'I shall take Robert and put him in a post of command. Thomas is all agog to come also, but he is too young and weakly, though he would rave if he heard me call him so. He shall follow in good time. There is a brave spirit in Thomas which is almost too great for his body, and he is not prone to be so lavish as Robert, who has the trick of getting into debt, out of which I have again and again helped to free him. In my youth I too had not learned to suit my wants to my means, but the lesson is now, I pray, got by heart. A husband and father must needs look well to the money which is to provide all things for these weak and defenceless ones who lean on him.'

'You speak of your youth as past, Philip,' Mary said. 'It makes me laugh. You look, yes, far younger than some five or six years ago.'

'Happiness has a power to smooth out wrinkles, I know, sweet sister. Witness your face, on which time refuses to leave a trace, and,' he added earnestly, 'happiness—rather a peaceful and contented mind—has come to me at last. When my tender wife, loyal and true, looks up at me with her guileless eyes, full of love and trust, I feel I am thrice blest in possessing her. And, Mary, the sight of our babe thrilled me strangely. The little crumpled bit of humanity, thrusting out her tiny hands, as if to find out where she was. That quaint smile, which Frances says, is meant for her; that feeble little bleating cry—all seemed like messages to me to quit myself as a man should, and, protecting my child in her infancy, leave to her and her mother a name which will make them proud to have been my wife and my daughter.'

'And that name you will surely leave, Philip.'

'Be it sooner or later, God grant it,' was the fervent reply.

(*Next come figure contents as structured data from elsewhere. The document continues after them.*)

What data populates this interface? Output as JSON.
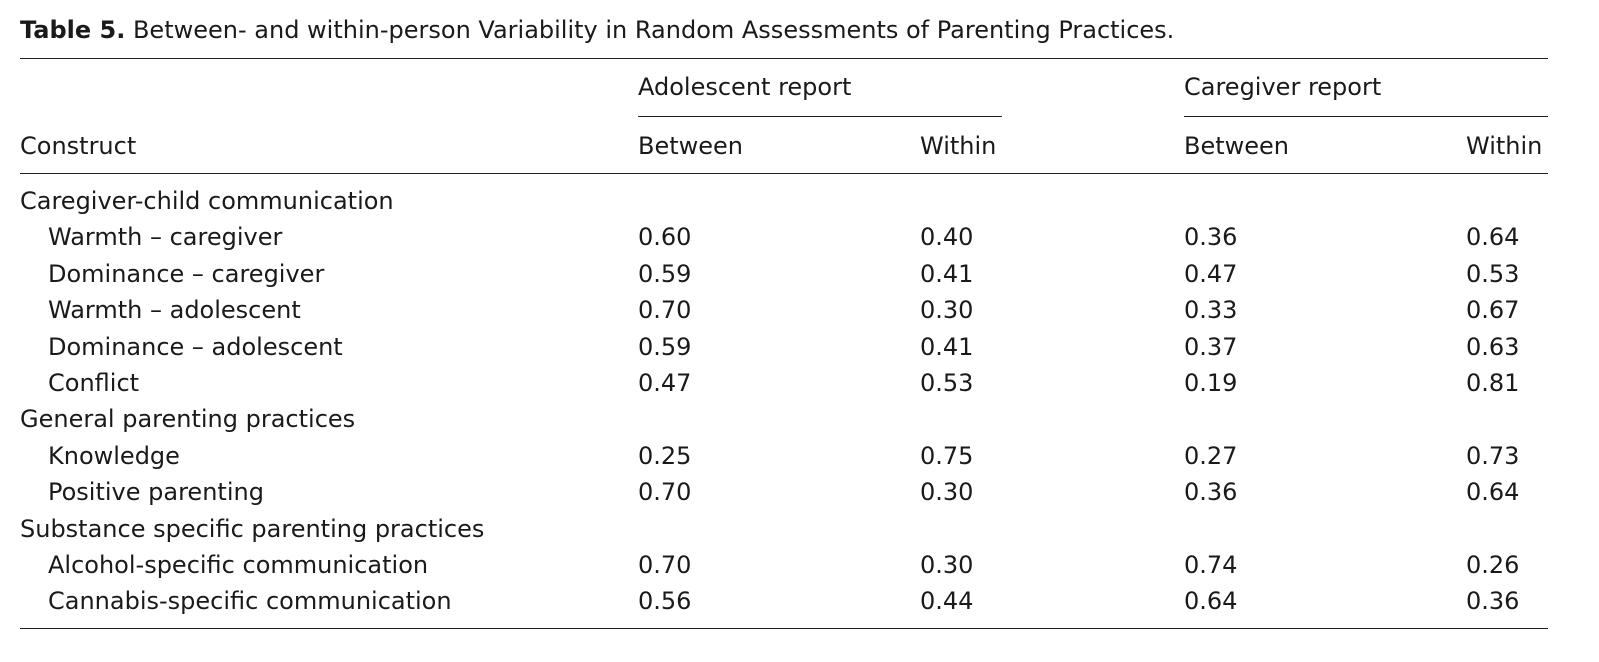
{
  "caption": {
    "label": "Table 5.",
    "text": "Between- and within-person Variability in Random Assessments of Parenting Practices."
  },
  "header": {
    "construct": "Construct",
    "groups": [
      "Adolescent report",
      "Caregiver report"
    ],
    "subcolumns": [
      "Between",
      "Within",
      "Between",
      "Within"
    ]
  },
  "rows": [
    {
      "label": "Caregiver-child communication",
      "section": true
    },
    {
      "label": "Warmth – caregiver",
      "values": [
        "0.60",
        "0.40",
        "0.36",
        "0.64"
      ]
    },
    {
      "label": "Dominance – caregiver",
      "values": [
        "0.59",
        "0.41",
        "0.47",
        "0.53"
      ]
    },
    {
      "label": "Warmth – adolescent",
      "values": [
        "0.70",
        "0.30",
        "0.33",
        "0.67"
      ]
    },
    {
      "label": "Dominance – adolescent",
      "values": [
        "0.59",
        "0.41",
        "0.37",
        "0.63"
      ]
    },
    {
      "label": "Conflict",
      "values": [
        "0.47",
        "0.53",
        "0.19",
        "0.81"
      ]
    },
    {
      "label": "General parenting practices",
      "section": true
    },
    {
      "label": "Knowledge",
      "values": [
        "0.25",
        "0.75",
        "0.27",
        "0.73"
      ]
    },
    {
      "label": "Positive parenting",
      "values": [
        "0.70",
        "0.30",
        "0.36",
        "0.64"
      ]
    },
    {
      "label": "Substance specific parenting practices",
      "section": true
    },
    {
      "label": "Alcohol-specific communication",
      "values": [
        "0.70",
        "0.30",
        "0.74",
        "0.26"
      ]
    },
    {
      "label": "Cannabis-specific communication",
      "values": [
        "0.56",
        "0.44",
        "0.64",
        "0.36"
      ]
    }
  ]
}
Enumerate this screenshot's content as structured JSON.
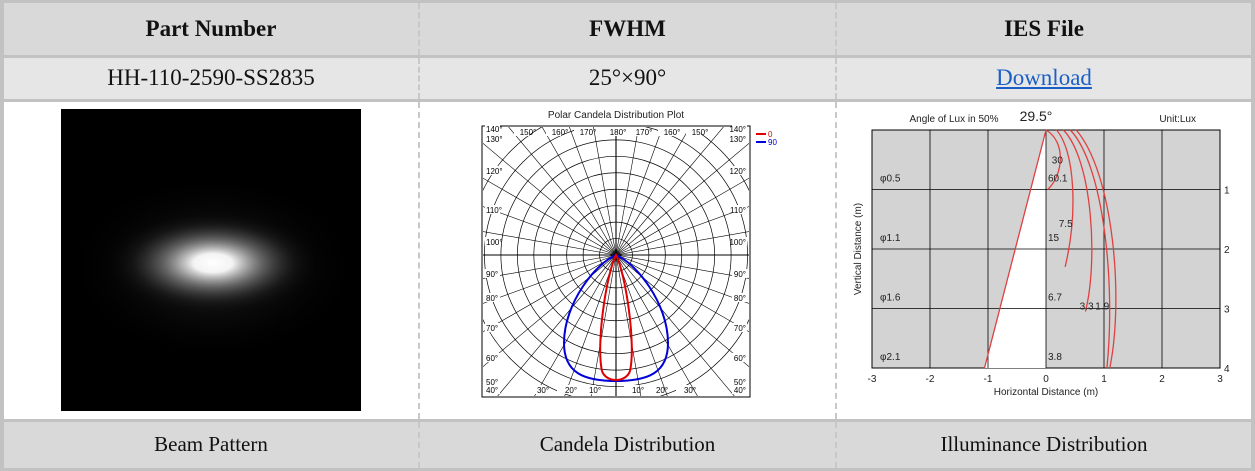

The Countess soon after went into the house to make some arrangements for departure, and to write a letter to her sister-in-law, with a beautiful christening present, which she was to send by her brother's hand.

Sir Philip lingered still in the familiar grounds of Wilton, which were dear to him from many associations. The whole place was familiar to him, and with a strange presage of farewell, a last farewell, he trod all the old paths between the closely-clipped yew hedges, and scarcely left a nook or corner unvisited.

The country lying round Wilton was also familiar to him. Many a time he had ridden to Old Sarum, and, giving his horse to his groom, had wandered about in that city of the dead past, which with his keen poetical imagination he peopled with those who had once lived within its walls, of which but a few crumbling stones, turf-covered, remain. A stately church once stood there; voices of prayer and praise rose to God, hopes and fears, joys and sorrows, gay young life, and sorrowful old age, had in times long since past been 'told as a tale' in the city on the hill, as now in the city in the valley, where the spire of the new Cathedral rises skyward.

New! Only by comparison, for old and new are but relative terms after all, and it is hard, as we stand under the vaulted roof of Salisbury Cathedral, to let our thoughts reach back to the far-off time when the stately church stood out as a new possession to take the place of the ruined temple, which had once lifted its head as the centre of Old Sarum.

Sir Philip Sidney had left several of his servants at Salisbury, and, when he had bidden the Countess good-bye, till they met again in a few days at Penshurst, he rode back to the city, and, leaving his horse at the White Hart, he passed under St Anne's Gateway, and crossed the close to the south door of the Cathedral.